Each firing becomes a spectacle — a reaffirmation of executive authority performed before a national audience. It signals decisiveness, even ruthlessness, qualities that resonate with a segment of the electorate that values strength over procedural continuity. The cabinet therefore is not merely an administrative body but a stage upon which political theatre is enacted.
There is however a deeper structural implication to this pattern. Frequent dismissals inhibit the development of autonomous centres of power within the executive branch. Cabinet ministers who might otherwise accumulate influence — through expertise, networks or bureaucratic control — are kept in a state of perpetual insecurity. Their authority derives entirely from the president and can be withdrawn at any moment.
This centralisation of power has both advantages and risks. On the one hand it enables rapid decision-making and reduces the likelihood of internal dissent obstructing the president’s agenda. However it diminishes the capacity of the administration to formulate and implement coherent long-term policies. Institutional knowledge is lost, policy consistency suffers and governance becomes increasingly personalised.
In the context of figures like Noem and Bondi one observes a tension between personal loyalty and political ambition. Both women possess credentials that extend beyond their association with Trump — credentials that may, at times, place them at odds with the expectation of absolute subordination. Their trajectories highlight the inherent instability of a system in which proximity to power is both a source of opportunity and a potential liability.
The persistent firing of cabinet ministers reflects a broader transformation in the nature of executive governance under the Trump administrations. It is a shift away from institutional stability towards a more fluid, personality-driven model — one in which authority is concentrated, relationships are transactional and continuity is subordinated to control.

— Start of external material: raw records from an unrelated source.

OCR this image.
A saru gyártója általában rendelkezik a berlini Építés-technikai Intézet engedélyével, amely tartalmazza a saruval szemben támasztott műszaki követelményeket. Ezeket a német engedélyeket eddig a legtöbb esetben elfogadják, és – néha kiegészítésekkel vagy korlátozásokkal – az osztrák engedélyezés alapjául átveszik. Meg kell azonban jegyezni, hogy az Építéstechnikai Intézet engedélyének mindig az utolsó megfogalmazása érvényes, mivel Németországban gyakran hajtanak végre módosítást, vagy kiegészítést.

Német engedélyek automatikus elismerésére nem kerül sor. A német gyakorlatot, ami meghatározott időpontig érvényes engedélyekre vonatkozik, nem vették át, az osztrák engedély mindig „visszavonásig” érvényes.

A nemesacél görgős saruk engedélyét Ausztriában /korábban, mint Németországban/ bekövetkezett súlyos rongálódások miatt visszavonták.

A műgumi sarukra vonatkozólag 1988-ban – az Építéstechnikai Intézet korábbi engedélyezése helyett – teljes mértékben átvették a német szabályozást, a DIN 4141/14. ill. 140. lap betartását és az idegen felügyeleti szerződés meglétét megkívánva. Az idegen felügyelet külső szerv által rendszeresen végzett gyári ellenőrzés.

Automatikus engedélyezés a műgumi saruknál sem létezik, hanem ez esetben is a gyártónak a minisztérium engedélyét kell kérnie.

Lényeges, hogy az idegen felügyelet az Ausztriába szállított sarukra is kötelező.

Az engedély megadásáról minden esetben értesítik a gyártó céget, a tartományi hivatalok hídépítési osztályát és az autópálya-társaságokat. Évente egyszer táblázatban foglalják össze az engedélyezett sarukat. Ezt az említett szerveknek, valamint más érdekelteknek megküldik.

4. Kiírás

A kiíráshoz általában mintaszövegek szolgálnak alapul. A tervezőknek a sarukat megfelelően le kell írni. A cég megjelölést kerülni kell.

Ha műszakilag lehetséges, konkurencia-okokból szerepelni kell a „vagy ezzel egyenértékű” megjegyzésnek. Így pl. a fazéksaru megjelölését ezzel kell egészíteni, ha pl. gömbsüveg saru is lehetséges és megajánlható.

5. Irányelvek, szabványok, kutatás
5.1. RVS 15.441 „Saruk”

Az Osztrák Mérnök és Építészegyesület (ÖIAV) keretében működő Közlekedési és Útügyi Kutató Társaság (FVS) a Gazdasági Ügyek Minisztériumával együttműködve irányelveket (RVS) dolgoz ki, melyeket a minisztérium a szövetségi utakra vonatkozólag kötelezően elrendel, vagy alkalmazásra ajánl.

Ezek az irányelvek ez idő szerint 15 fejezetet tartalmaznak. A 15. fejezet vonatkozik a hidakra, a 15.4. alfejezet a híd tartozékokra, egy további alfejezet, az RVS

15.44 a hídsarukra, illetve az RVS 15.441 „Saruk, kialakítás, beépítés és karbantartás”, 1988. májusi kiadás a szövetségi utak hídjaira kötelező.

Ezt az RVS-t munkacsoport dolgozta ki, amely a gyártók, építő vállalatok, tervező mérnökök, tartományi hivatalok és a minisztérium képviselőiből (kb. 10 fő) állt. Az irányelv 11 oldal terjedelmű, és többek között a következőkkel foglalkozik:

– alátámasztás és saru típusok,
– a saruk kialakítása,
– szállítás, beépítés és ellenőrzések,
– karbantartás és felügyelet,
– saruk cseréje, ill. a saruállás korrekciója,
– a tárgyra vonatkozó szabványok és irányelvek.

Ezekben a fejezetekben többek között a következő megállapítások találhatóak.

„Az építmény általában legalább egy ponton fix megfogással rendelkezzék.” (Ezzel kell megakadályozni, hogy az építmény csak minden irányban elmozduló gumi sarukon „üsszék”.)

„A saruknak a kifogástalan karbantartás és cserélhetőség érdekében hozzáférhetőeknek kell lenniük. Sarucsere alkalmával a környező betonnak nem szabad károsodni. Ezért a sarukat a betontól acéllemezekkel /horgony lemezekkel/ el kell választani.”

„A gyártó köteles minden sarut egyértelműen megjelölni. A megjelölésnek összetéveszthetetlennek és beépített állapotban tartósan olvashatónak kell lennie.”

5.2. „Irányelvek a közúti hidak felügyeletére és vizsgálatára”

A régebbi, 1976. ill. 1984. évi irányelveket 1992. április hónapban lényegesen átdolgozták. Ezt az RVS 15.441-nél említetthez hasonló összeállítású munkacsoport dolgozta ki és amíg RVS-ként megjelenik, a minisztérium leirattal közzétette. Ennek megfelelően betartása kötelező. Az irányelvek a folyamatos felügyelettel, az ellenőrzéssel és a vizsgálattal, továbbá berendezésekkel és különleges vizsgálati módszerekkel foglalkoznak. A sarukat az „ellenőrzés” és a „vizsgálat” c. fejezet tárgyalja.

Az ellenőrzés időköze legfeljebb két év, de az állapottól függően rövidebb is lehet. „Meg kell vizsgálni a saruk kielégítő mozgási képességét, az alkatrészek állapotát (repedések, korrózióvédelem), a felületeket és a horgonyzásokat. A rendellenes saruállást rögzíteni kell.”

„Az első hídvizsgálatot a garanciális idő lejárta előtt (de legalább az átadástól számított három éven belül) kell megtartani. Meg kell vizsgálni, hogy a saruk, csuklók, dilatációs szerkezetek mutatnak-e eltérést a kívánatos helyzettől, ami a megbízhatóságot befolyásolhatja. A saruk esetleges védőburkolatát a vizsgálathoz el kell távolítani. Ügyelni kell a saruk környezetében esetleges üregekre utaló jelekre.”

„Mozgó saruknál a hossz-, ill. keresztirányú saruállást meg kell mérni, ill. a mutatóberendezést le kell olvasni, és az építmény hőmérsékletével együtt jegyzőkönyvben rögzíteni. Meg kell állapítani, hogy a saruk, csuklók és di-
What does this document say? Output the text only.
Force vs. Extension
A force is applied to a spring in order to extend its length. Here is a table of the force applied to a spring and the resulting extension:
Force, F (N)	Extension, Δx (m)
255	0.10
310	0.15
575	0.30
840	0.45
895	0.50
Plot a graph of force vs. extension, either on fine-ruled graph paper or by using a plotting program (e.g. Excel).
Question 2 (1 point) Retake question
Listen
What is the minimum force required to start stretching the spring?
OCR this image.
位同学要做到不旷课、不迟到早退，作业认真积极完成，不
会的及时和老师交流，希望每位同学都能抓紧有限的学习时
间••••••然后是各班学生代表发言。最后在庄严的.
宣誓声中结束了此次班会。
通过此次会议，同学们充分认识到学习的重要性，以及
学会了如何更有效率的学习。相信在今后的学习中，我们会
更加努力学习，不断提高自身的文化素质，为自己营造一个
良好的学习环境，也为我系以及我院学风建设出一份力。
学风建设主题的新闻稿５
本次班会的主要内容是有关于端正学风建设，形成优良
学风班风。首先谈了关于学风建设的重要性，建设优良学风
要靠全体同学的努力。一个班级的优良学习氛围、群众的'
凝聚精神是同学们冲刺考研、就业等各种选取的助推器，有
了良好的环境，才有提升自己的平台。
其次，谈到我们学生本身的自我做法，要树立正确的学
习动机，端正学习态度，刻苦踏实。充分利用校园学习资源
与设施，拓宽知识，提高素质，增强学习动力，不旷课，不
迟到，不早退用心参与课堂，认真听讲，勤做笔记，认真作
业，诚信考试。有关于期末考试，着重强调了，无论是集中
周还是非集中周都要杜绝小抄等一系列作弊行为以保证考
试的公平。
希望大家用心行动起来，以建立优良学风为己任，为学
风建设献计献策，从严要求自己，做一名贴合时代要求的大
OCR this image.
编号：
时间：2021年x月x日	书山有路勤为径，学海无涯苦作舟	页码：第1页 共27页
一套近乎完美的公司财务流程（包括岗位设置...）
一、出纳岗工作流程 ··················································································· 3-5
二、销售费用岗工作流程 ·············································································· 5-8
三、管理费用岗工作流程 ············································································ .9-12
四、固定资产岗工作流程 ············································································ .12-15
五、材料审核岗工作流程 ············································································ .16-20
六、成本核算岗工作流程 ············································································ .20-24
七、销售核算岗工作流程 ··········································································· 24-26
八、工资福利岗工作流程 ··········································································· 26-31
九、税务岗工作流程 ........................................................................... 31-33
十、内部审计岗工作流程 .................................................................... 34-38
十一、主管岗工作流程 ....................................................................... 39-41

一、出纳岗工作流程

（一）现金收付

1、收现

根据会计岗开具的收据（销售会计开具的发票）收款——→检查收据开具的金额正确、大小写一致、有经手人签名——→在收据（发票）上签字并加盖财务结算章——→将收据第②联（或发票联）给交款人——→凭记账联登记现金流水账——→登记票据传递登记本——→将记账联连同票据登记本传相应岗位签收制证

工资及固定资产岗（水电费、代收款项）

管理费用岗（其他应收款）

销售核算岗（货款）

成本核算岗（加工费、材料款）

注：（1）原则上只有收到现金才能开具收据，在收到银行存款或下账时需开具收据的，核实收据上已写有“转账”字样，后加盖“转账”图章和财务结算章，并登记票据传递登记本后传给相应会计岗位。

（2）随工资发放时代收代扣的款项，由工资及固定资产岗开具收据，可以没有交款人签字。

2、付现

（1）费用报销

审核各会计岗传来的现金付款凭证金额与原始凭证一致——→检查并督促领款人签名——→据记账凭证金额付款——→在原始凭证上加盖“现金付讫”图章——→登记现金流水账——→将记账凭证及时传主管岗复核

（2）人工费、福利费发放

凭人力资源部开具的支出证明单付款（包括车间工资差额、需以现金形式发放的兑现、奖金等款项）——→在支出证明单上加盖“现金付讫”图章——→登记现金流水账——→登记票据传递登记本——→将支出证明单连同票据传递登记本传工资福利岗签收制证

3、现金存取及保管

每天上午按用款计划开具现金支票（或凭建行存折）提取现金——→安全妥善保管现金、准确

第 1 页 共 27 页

Whether this model is sustainable remains an open question. It undoubtedly allows for a high degree of responsiveness and adaptability, yet it also risks eroding the very structures that enable effective governance. In the short term it may reinforce the image of a decisive leader. In the long term it may leave behind an executive apparatus weakened by constant upheaval.
For Trump however such considerations may be secondary. The logic of his political style is immediate, performative and centred upon the preservation of personal authority. In that sense, the revolving door of cabinet ministers is not a problem to be solved but a feature to be maintained — an integral component of a presidency defined less by stability than by perpetual motion. That is what makes him so dangerous.